Giulio Cesare da Varano a Montecosaro

GIULIO CESARE DA VARANO (Camerino 1434 – Pergola 1502). Padre di una mistica molto venerata e recentemente dichiarata santa (Camilla da Varano), capitano di ventura al servizio di diversi padroni (Mattia Corvino d’Ungheria, papa Sisto IV Della Rovere, Aragonesi di Napoli, Repubblica di Venezia e suoi domini balcanici), reggitore/governatore di più centri e territori delle valli del Potenza e del Chienti, non riesco a smettere di interessarmi a lui. Storicamente, s’intende.

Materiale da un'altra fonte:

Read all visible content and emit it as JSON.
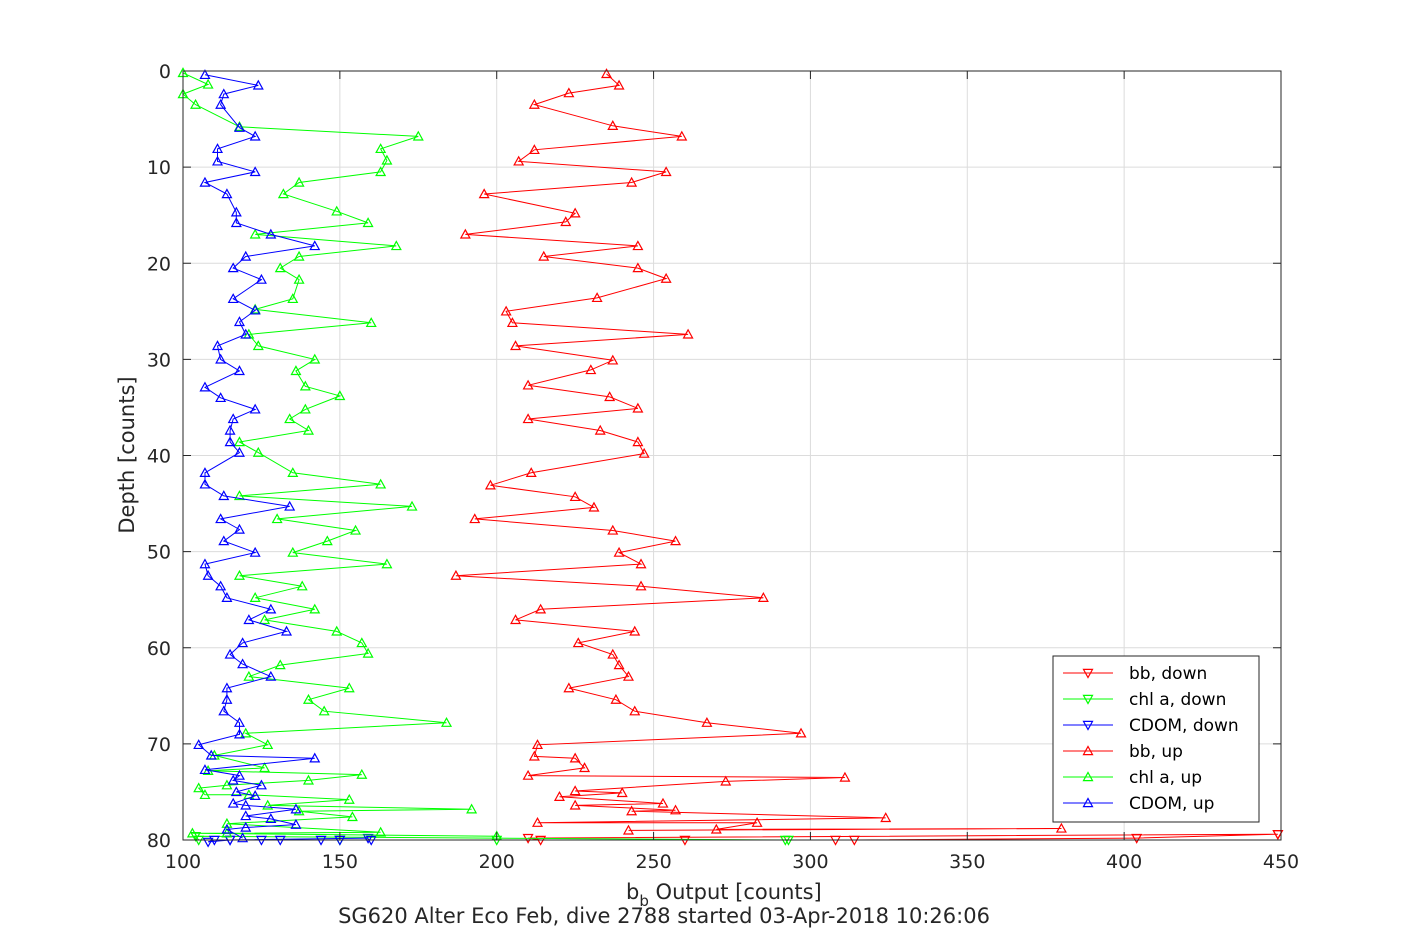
{
  "chart_data": {
    "type": "line",
    "xlabel_main": "b",
    "xlabel_sub": "b",
    "xlabel_rest": " Output [counts]",
    "ylabel": "Depth [counts]",
    "caption": "SG620 Alter Eco Feb, dive 2788 started 03-Apr-2018 10:26:06",
    "xlim": [
      100,
      450
    ],
    "ylim": [
      0,
      80
    ],
    "y_reversed": true,
    "grid": true,
    "xticks": [
      100,
      150,
      200,
      250,
      300,
      350,
      400,
      450
    ],
    "yticks": [
      0,
      10,
      20,
      30,
      40,
      50,
      60,
      70,
      80
    ],
    "legend_position": "bottom-right",
    "series": [
      {
        "name": "bb, down",
        "color": "#ff0000",
        "marker": "down",
        "points": [
          [
            449,
            79.4
          ],
          [
            404,
            79.8
          ],
          [
            314,
            80
          ],
          [
            308,
            80
          ],
          [
            260,
            80
          ],
          [
            214,
            80
          ],
          [
            210,
            79.8
          ],
          [
            449,
            79.4
          ]
        ]
      },
      {
        "name": "chl a, down",
        "color": "#00ff00",
        "marker": "down",
        "points": [
          [
            292,
            80
          ],
          [
            200,
            80
          ],
          [
            150,
            80
          ],
          [
            105,
            80
          ],
          [
            104,
            79.6
          ],
          [
            293,
            80
          ]
        ]
      },
      {
        "name": "CDOM, down",
        "color": "#0000ff",
        "marker": "down",
        "points": [
          [
            160,
            80
          ],
          [
            150,
            80
          ],
          [
            144,
            80
          ],
          [
            131,
            80
          ],
          [
            125,
            80
          ],
          [
            115,
            80
          ],
          [
            110,
            80
          ],
          [
            108,
            80.2
          ],
          [
            115,
            80
          ],
          [
            159,
            79.8
          ]
        ]
      },
      {
        "name": "bb, up",
        "color": "#ff0000",
        "marker": "up",
        "points": [
          [
            235,
            0.3
          ],
          [
            239,
            1.5
          ],
          [
            223,
            2.3
          ],
          [
            212,
            3.5
          ],
          [
            237,
            5.7
          ],
          [
            259,
            6.8
          ],
          [
            212,
            8.2
          ],
          [
            207,
            9.4
          ],
          [
            254,
            10.5
          ],
          [
            243,
            11.6
          ],
          [
            196,
            12.8
          ],
          [
            225,
            14.8
          ],
          [
            222,
            15.7
          ],
          [
            190,
            17
          ],
          [
            245,
            18.2
          ],
          [
            215,
            19.3
          ],
          [
            245,
            20.5
          ],
          [
            254,
            21.6
          ],
          [
            232,
            23.6
          ],
          [
            203,
            25
          ],
          [
            205,
            26.2
          ],
          [
            261,
            27.4
          ],
          [
            206,
            28.6
          ],
          [
            237,
            30.1
          ],
          [
            230,
            31.1
          ],
          [
            210,
            32.7
          ],
          [
            236,
            33.9
          ],
          [
            245,
            35.1
          ],
          [
            210,
            36.2
          ],
          [
            233,
            37.4
          ],
          [
            245,
            38.6
          ],
          [
            247,
            39.8
          ],
          [
            211,
            41.8
          ],
          [
            198,
            43.1
          ],
          [
            225,
            44.3
          ],
          [
            231,
            45.4
          ],
          [
            193,
            46.6
          ],
          [
            237,
            47.8
          ],
          [
            257,
            48.9
          ],
          [
            239,
            50.1
          ],
          [
            246,
            51.3
          ],
          [
            187,
            52.5
          ],
          [
            246,
            53.6
          ],
          [
            285,
            54.8
          ],
          [
            214,
            56
          ],
          [
            206,
            57.1
          ],
          [
            244,
            58.3
          ],
          [
            226,
            59.5
          ],
          [
            237,
            60.7
          ],
          [
            239,
            61.8
          ],
          [
            242,
            63
          ],
          [
            223,
            64.2
          ],
          [
            238,
            65.4
          ],
          [
            244,
            66.6
          ],
          [
            267,
            67.8
          ],
          [
            297,
            68.9
          ],
          [
            213,
            70.1
          ],
          [
            212,
            71.3
          ],
          [
            225,
            71.5
          ],
          [
            228,
            72.5
          ],
          [
            210,
            73.3
          ],
          [
            311,
            73.5
          ],
          [
            273,
            73.9
          ],
          [
            225,
            74.9
          ],
          [
            240,
            75.1
          ],
          [
            220,
            75.5
          ],
          [
            253,
            76.2
          ],
          [
            225,
            76.4
          ],
          [
            257,
            76.9
          ],
          [
            243,
            77
          ],
          [
            324,
            77.7
          ],
          [
            213,
            78.2
          ],
          [
            283,
            78.2
          ],
          [
            270,
            78.9
          ],
          [
            380,
            78.8
          ],
          [
            242,
            79
          ]
        ]
      },
      {
        "name": "chl a, up",
        "color": "#00ff00",
        "marker": "up",
        "points": [
          [
            100,
            0.2
          ],
          [
            108,
            1.4
          ],
          [
            100,
            2.4
          ],
          [
            104,
            3.5
          ],
          [
            118,
            5.8
          ],
          [
            175,
            6.8
          ],
          [
            163,
            8.1
          ],
          [
            165,
            9.3
          ],
          [
            163,
            10.5
          ],
          [
            137,
            11.6
          ],
          [
            132,
            12.8
          ],
          [
            149,
            14.6
          ],
          [
            159,
            15.8
          ],
          [
            123,
            17
          ],
          [
            168,
            18.2
          ],
          [
            137,
            19.3
          ],
          [
            131,
            20.5
          ],
          [
            137,
            21.7
          ],
          [
            135,
            23.7
          ],
          [
            123,
            24.8
          ],
          [
            160,
            26.2
          ],
          [
            121,
            27.4
          ],
          [
            124,
            28.6
          ],
          [
            142,
            30
          ],
          [
            136,
            31.2
          ],
          [
            139,
            32.8
          ],
          [
            150,
            33.8
          ],
          [
            139,
            35.2
          ],
          [
            134,
            36.2
          ],
          [
            140,
            37.4
          ],
          [
            118,
            38.6
          ],
          [
            124,
            39.7
          ],
          [
            135,
            41.8
          ],
          [
            163,
            43
          ],
          [
            118,
            44.2
          ],
          [
            173,
            45.3
          ],
          [
            130,
            46.6
          ],
          [
            155,
            47.8
          ],
          [
            146,
            48.9
          ],
          [
            135,
            50.1
          ],
          [
            165,
            51.3
          ],
          [
            118,
            52.5
          ],
          [
            138,
            53.6
          ],
          [
            123,
            54.8
          ],
          [
            142,
            56
          ],
          [
            126,
            57.1
          ],
          [
            149,
            58.3
          ],
          [
            157,
            59.5
          ],
          [
            159,
            60.6
          ],
          [
            131,
            61.8
          ],
          [
            121,
            63
          ],
          [
            153,
            64.2
          ],
          [
            140,
            65.4
          ],
          [
            145,
            66.6
          ],
          [
            184,
            67.8
          ],
          [
            120,
            68.9
          ],
          [
            127,
            70.1
          ],
          [
            110,
            71.2
          ],
          [
            126,
            72.5
          ],
          [
            108,
            72.8
          ],
          [
            157,
            73.2
          ],
          [
            140,
            73.8
          ],
          [
            114,
            74.3
          ],
          [
            105,
            74.6
          ],
          [
            107,
            75.3
          ],
          [
            121,
            75.3
          ],
          [
            153,
            75.8
          ],
          [
            127,
            76.4
          ],
          [
            192,
            76.8
          ],
          [
            137,
            77
          ],
          [
            154,
            77.6
          ],
          [
            114,
            78.3
          ],
          [
            163,
            79.2
          ],
          [
            114,
            79.3
          ],
          [
            103,
            79.3
          ],
          [
            200,
            79.6
          ]
        ]
      },
      {
        "name": "CDOM, up",
        "color": "#0000ff",
        "marker": "up",
        "points": [
          [
            107,
            0.4
          ],
          [
            124,
            1.5
          ],
          [
            113,
            2.4
          ],
          [
            112,
            3.5
          ],
          [
            118,
            5.9
          ],
          [
            123,
            6.8
          ],
          [
            111,
            8.1
          ],
          [
            111,
            9.4
          ],
          [
            123,
            10.5
          ],
          [
            107,
            11.6
          ],
          [
            114,
            12.8
          ],
          [
            117,
            14.7
          ],
          [
            117,
            15.8
          ],
          [
            128,
            17
          ],
          [
            142,
            18.2
          ],
          [
            120,
            19.3
          ],
          [
            116,
            20.5
          ],
          [
            125,
            21.7
          ],
          [
            116,
            23.7
          ],
          [
            123,
            24.9
          ],
          [
            118,
            26.1
          ],
          [
            120,
            27.4
          ],
          [
            111,
            28.6
          ],
          [
            112,
            30
          ],
          [
            118,
            31.2
          ],
          [
            107,
            32.9
          ],
          [
            112,
            34
          ],
          [
            123,
            35.2
          ],
          [
            116,
            36.2
          ],
          [
            115,
            37.4
          ],
          [
            115,
            38.6
          ],
          [
            118,
            39.7
          ],
          [
            107,
            41.8
          ],
          [
            107,
            43
          ],
          [
            113,
            44.2
          ],
          [
            134,
            45.3
          ],
          [
            112,
            46.6
          ],
          [
            118,
            47.7
          ],
          [
            113,
            48.9
          ],
          [
            123,
            50.1
          ],
          [
            107,
            51.3
          ],
          [
            108,
            52.5
          ],
          [
            112,
            53.6
          ],
          [
            114,
            54.8
          ],
          [
            128,
            56
          ],
          [
            121,
            57.1
          ],
          [
            133,
            58.3
          ],
          [
            119,
            59.5
          ],
          [
            115,
            60.7
          ],
          [
            119,
            61.7
          ],
          [
            128,
            63
          ],
          [
            114,
            64.2
          ],
          [
            114,
            65.4
          ],
          [
            113,
            66.6
          ],
          [
            118,
            67.8
          ],
          [
            118,
            69
          ],
          [
            105,
            70.1
          ],
          [
            109,
            71.2
          ],
          [
            142,
            71.5
          ],
          [
            107,
            72.7
          ],
          [
            118,
            73.3
          ],
          [
            116,
            73.8
          ],
          [
            125,
            74.3
          ],
          [
            117,
            75
          ],
          [
            123,
            75.4
          ],
          [
            116,
            76.2
          ],
          [
            120,
            76.4
          ],
          [
            136,
            76.8
          ],
          [
            120,
            77.5
          ],
          [
            128,
            77.8
          ],
          [
            136,
            78.4
          ],
          [
            120,
            78.7
          ],
          [
            114,
            78.9
          ],
          [
            119,
            79.8
          ]
        ]
      }
    ]
  }
}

Spregiudicato e violento, mecenate e benefattore, stuolo di figli legittimi e legittimati, capelli chiaro/rossicci, fronte alta, gran cacciatore e perciò malato di gotta come molti ricchi dei suoi tempi , naso adunco, labbro inferiore prominente, pancia gonfia e gambe secche in maturità, il suo ritratto, oltre a quelli noti dei musei di Camerino, sta anche ad Esanatoglia (palazzo comunale) e Montecosaro (abside della chiesa di S. Maria a pié di Chienti) e chissà dove ancora.

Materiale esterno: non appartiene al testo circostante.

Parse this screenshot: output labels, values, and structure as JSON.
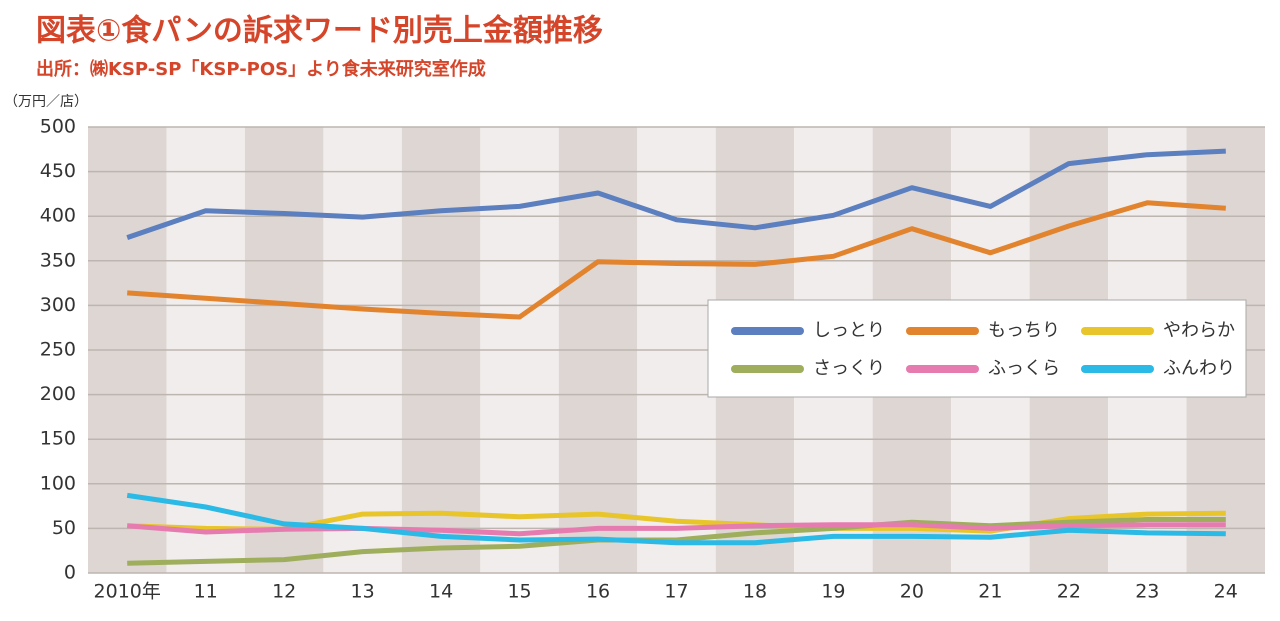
{
  "chart_data": {
    "type": "line",
    "title": "図表①食パンの訴求ワード別売上金額推移",
    "subtitle": "出所：㈱KSP-SP「KSP-POS」より食未来研究室作成",
    "y_label": "（万円／店）",
    "categories": [
      "2010年",
      "11",
      "12",
      "13",
      "14",
      "15",
      "16",
      "17",
      "18",
      "19",
      "20",
      "21",
      "22",
      "23",
      "24"
    ],
    "series": [
      {
        "name": "しっとり",
        "color": "#5b7fbf",
        "values": [
          376,
          406,
          403,
          399,
          406,
          411,
          426,
          396,
          387,
          401,
          432,
          411,
          459,
          469,
          473
        ]
      },
      {
        "name": "もっちり",
        "color": "#e2832e",
        "values": [
          314,
          308,
          302,
          296,
          291,
          287,
          349,
          347,
          346,
          355,
          386,
          359,
          389,
          415,
          409
        ]
      },
      {
        "name": "やわらか",
        "color": "#e8c52a",
        "values": [
          53,
          50,
          49,
          66,
          67,
          63,
          66,
          58,
          54,
          50,
          50,
          47,
          61,
          66,
          67
        ]
      },
      {
        "name": "さっくり",
        "color": "#9fae5c",
        "values": [
          11,
          13,
          15,
          24,
          28,
          30,
          37,
          37,
          45,
          50,
          57,
          53,
          57,
          60,
          60
        ]
      },
      {
        "name": "ふっくら",
        "color": "#e67bb0",
        "values": [
          53,
          46,
          49,
          50,
          48,
          44,
          50,
          50,
          53,
          54,
          54,
          50,
          53,
          54,
          54
        ]
      },
      {
        "name": "ふんわり",
        "color": "#2bb9e6",
        "values": [
          87,
          74,
          55,
          50,
          41,
          37,
          38,
          34,
          34,
          41,
          41,
          40,
          48,
          45,
          44
        ]
      }
    ],
    "ylim": [
      0,
      500
    ],
    "yticks": [
      0,
      50,
      100,
      150,
      200,
      250,
      300,
      350,
      400,
      450,
      500
    ],
    "grid": true
  }
}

Morì strangolato per volere di papa Alessandro VI Borgia e del sogno politico/impossibile del duca Valentino/Cesare Borgia, degno figlio di quel papa corrotto e indegno. Insieme a Giulio Cesare ma in luoghi diversi, vennero uccisi brutalmente anche tre dei suoi figli maschi, sempre dai sicari del Valentino.